Lin is a graduate student in the Computer Science Department at Carnegie Mellon University, where he is advised by Andy Pavlo. His research interest includes database systems, data management, and machine learning.
He obtained his Bachelor's degree in Peking University, majoring in Computer Science and Technology. In PKU, he worked on data and information management with Prof. Bin Cui.
Database management systems (DBMSs) are notoriously difficult to deploy and administer because of their long list of functionalities. If a system could optimize itself automatically, then it would remove many of the complications and costs involved with its deployment. Most of the advisory tools built by researchers and vendors are incomplete because they require humans to make the final decisions about any database change and only fix problems after they occur. Recent work has proposed "self-driving" DBMSs that optimize the system for both the application's current workload, as well as the expected workload in the future. These systems will support existing tuning techniques and capacity planning without requiring a human to determine the right way and proper time to deploy them.

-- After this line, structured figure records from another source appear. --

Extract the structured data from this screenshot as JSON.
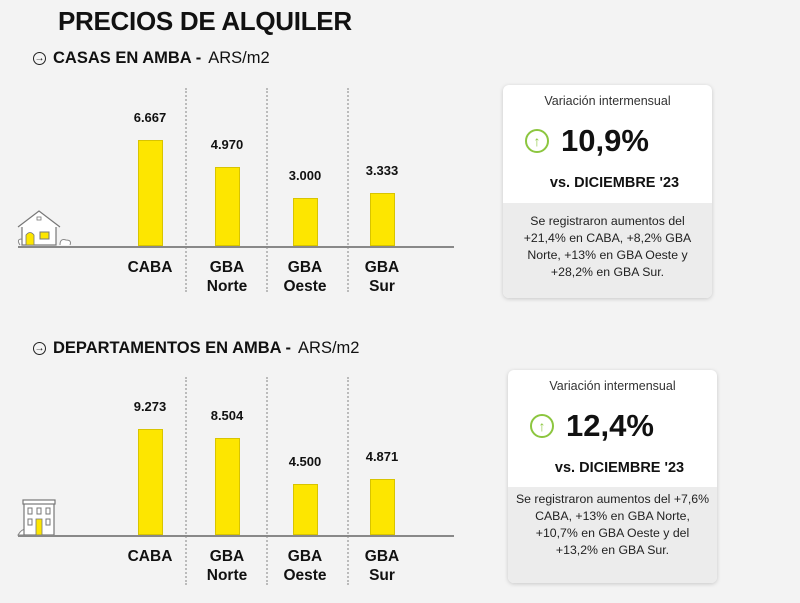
{
  "title": "PRECIOS DE ALQUILER",
  "sections": [
    {
      "heading": "CASAS EN AMBA -",
      "unit": "ARS/m2",
      "icon": "house-icon",
      "card": {
        "caption": "Variación intermensual",
        "value": "10,9%",
        "trend_icon": "arrow-up-circle-icon",
        "comparison": "vs. DICIEMBRE '23",
        "note": "Se registraron aumentos del +21,4% en CABA, +8,2% GBA Norte, +13% en GBA Oeste y +28,2% en GBA Sur."
      }
    },
    {
      "heading": "DEPARTAMENTOS EN AMBA -",
      "unit": "ARS/m2",
      "icon": "apartment-building-icon",
      "card": {
        "caption": "Variación intermensual",
        "value": "12,4%",
        "trend_icon": "arrow-up-circle-icon",
        "comparison": "vs. DICIEMBRE '23",
        "note": "Se registraron aumentos del +7,6% CABA, +13% en GBA Norte, +10,7% en GBA Oeste y del +13,2% en GBA Sur."
      }
    }
  ],
  "colors": {
    "bar": "#fde600",
    "trend_up": "#8cc63f",
    "background": "#f3f3f3"
  },
  "chart_data": [
    {
      "type": "bar",
      "title": "CASAS EN AMBA - ARS/m2",
      "categories": [
        "CABA",
        "GBA\nNorte",
        "GBA\nOeste",
        "GBA\nSur"
      ],
      "values": [
        6667,
        4970,
        3000,
        3333
      ],
      "value_labels": [
        "6.667",
        "4.970",
        "3.000",
        "3.333"
      ],
      "grid": false
    },
    {
      "type": "bar",
      "title": "DEPARTAMENTOS EN AMBA - ARS/m2",
      "categories": [
        "CABA",
        "GBA\nNorte",
        "GBA\nOeste",
        "GBA\nSur"
      ],
      "values": [
        9273,
        8504,
        4500,
        4871
      ],
      "value_labels": [
        "9.273",
        "8.504",
        "4.500",
        "4.871"
      ],
      "grid": false
    }
  ]
}
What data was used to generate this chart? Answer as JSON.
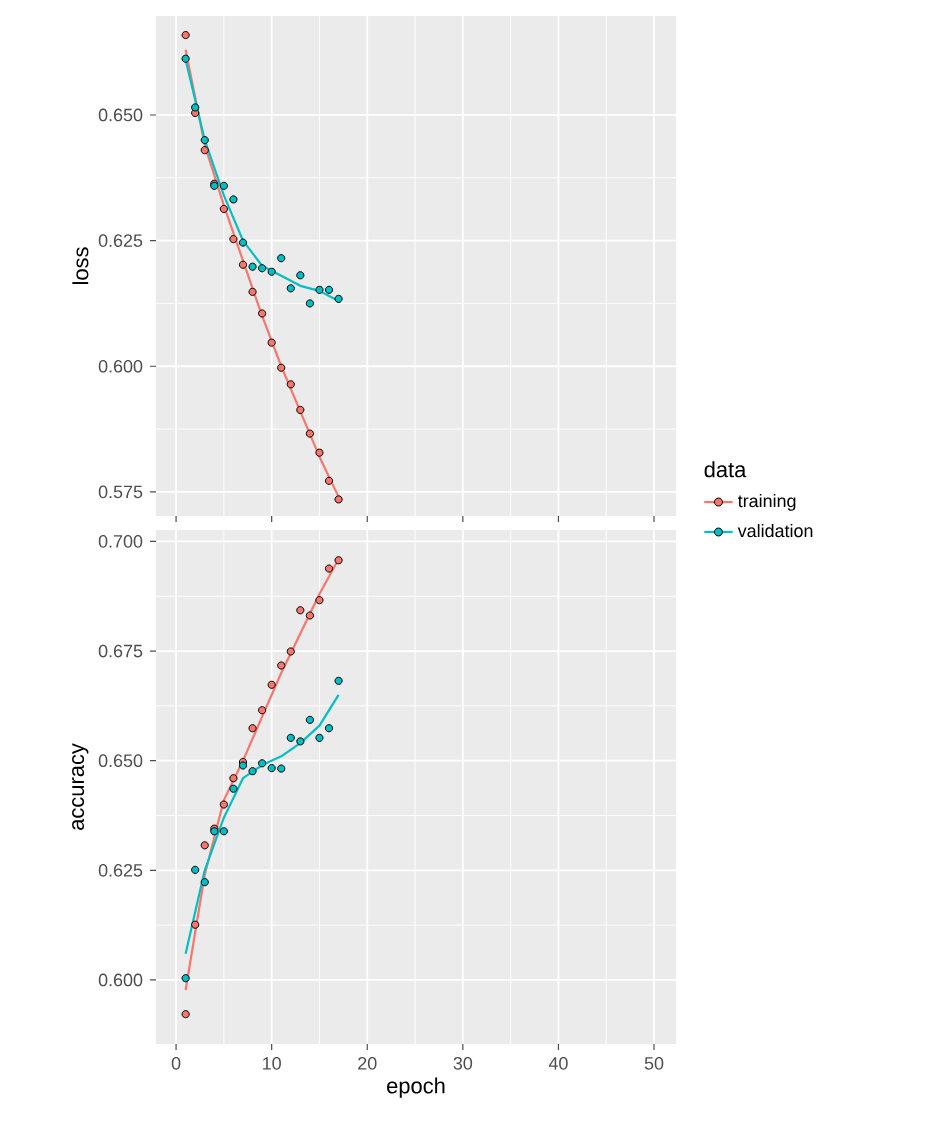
{
  "chart_data": [
    {
      "type": "scatter",
      "ylabel": "loss",
      "xlim": [
        -2.1,
        52.3
      ],
      "ylim": [
        0.5702,
        0.6697
      ],
      "xticks": [
        0,
        10,
        20,
        30,
        40,
        50
      ],
      "yticks": [
        0.575,
        {
          "value": 0.6,
          "label": "0.600"
        },
        0.625,
        {
          "value": 0.65,
          "label": "0.650"
        }
      ],
      "tick_labels": "y",
      "grid": true,
      "x": [
        1,
        2,
        3,
        4,
        5,
        6,
        7,
        8,
        9,
        10,
        11,
        12,
        13,
        14,
        15,
        16,
        17
      ],
      "series": [
        {
          "type": "scatter",
          "marker": "circle",
          "color": "#f8766d",
          "values": [
            0.6659,
            0.6504,
            0.643,
            0.6363,
            0.6313,
            0.6253,
            0.6202,
            0.6148,
            0.6105,
            0.6047,
            0.5997,
            0.5964,
            0.5913,
            0.5866,
            0.5828,
            0.5772,
            0.5735
          ]
        },
        {
          "type": "scatter",
          "marker": "circle",
          "color": "#00bfc4",
          "values": [
            0.6612,
            0.6515,
            0.645,
            0.6359,
            0.6359,
            0.6332,
            0.6246,
            0.6198,
            0.6195,
            0.6188,
            0.6215,
            0.6155,
            0.6181,
            0.6125,
            0.6152,
            0.6152,
            0.6134
          ]
        },
        {
          "type": "line",
          "color": "#f8766d",
          "x": [
            1,
            3,
            5,
            7,
            9,
            11,
            13,
            15,
            17
          ],
          "values": [
            0.663,
            0.644,
            0.632,
            0.621,
            0.61,
            0.6,
            0.591,
            0.582,
            0.574
          ]
        },
        {
          "type": "line",
          "color": "#00bfc4",
          "x": [
            1,
            3,
            5,
            7,
            9,
            11,
            13,
            15,
            17
          ],
          "values": [
            0.661,
            0.645,
            0.634,
            0.625,
            0.62,
            0.618,
            0.616,
            0.615,
            0.613
          ]
        }
      ]
    },
    {
      "type": "scatter",
      "xlabel": "epoch",
      "ylabel": "accuracy",
      "legend_title": "data",
      "legend": "right",
      "xlim": [
        -2.1,
        52.3
      ],
      "ylim": [
        0.5854,
        0.7026
      ],
      "xticks": [
        0,
        10,
        20,
        30,
        40,
        50
      ],
      "yticks": [
        {
          "value": 0.6,
          "label": "0.600"
        },
        0.625,
        {
          "value": 0.65,
          "label": "0.650"
        },
        0.675,
        {
          "value": 0.7,
          "label": "0.700"
        }
      ],
      "grid": true,
      "x": [
        1,
        2,
        3,
        4,
        5,
        6,
        7,
        8,
        9,
        10,
        11,
        12,
        13,
        14,
        15,
        16,
        17
      ],
      "series": [
        {
          "type": "scatter",
          "marker": "circle",
          "name": "training",
          "color": "#f8766d",
          "values": [
            0.5922,
            0.6126,
            0.6307,
            0.6345,
            0.64,
            0.646,
            0.6497,
            0.6574,
            0.6615,
            0.6673,
            0.6717,
            0.6749,
            0.6843,
            0.6831,
            0.6866,
            0.6938,
            0.6957
          ]
        },
        {
          "type": "scatter",
          "marker": "circle",
          "name": "validation",
          "color": "#00bfc4",
          "values": [
            0.6004,
            0.6251,
            0.6223,
            0.6339,
            0.6339,
            0.6436,
            0.6489,
            0.6476,
            0.6494,
            0.6483,
            0.6482,
            0.6552,
            0.6544,
            0.6593,
            0.6552,
            0.6574,
            0.6682
          ]
        },
        {
          "type": "line",
          "color": "#f8766d",
          "x": [
            1,
            3,
            5,
            7,
            9,
            11,
            13,
            15,
            17
          ],
          "values": [
            0.5977,
            0.624,
            0.641,
            0.65,
            0.66,
            0.67,
            0.679,
            0.688,
            0.696
          ]
        },
        {
          "type": "line",
          "color": "#00bfc4",
          "x": [
            1,
            3,
            5,
            7,
            9,
            11,
            13,
            15,
            17
          ],
          "values": [
            0.606,
            0.625,
            0.637,
            0.646,
            0.649,
            0.651,
            0.654,
            0.658,
            0.665
          ]
        }
      ]
    }
  ]
}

The first step towards such an autonomous DBMS is the ability to model and predict the target application's workload. In this talk, I present a robust forecasting framework called "QueryBot 5000" that we designed for self-driving operations. The framework integrates with any DBMS to predict the expected arrival rate of queries in the future based on historical data. It then provides multiple prediction horizons (short- vs. long-term) with varying aggregation intervals. I also discuss our vision and progress on how a self-driving DBMSs uses these forecast models to optimize its performance.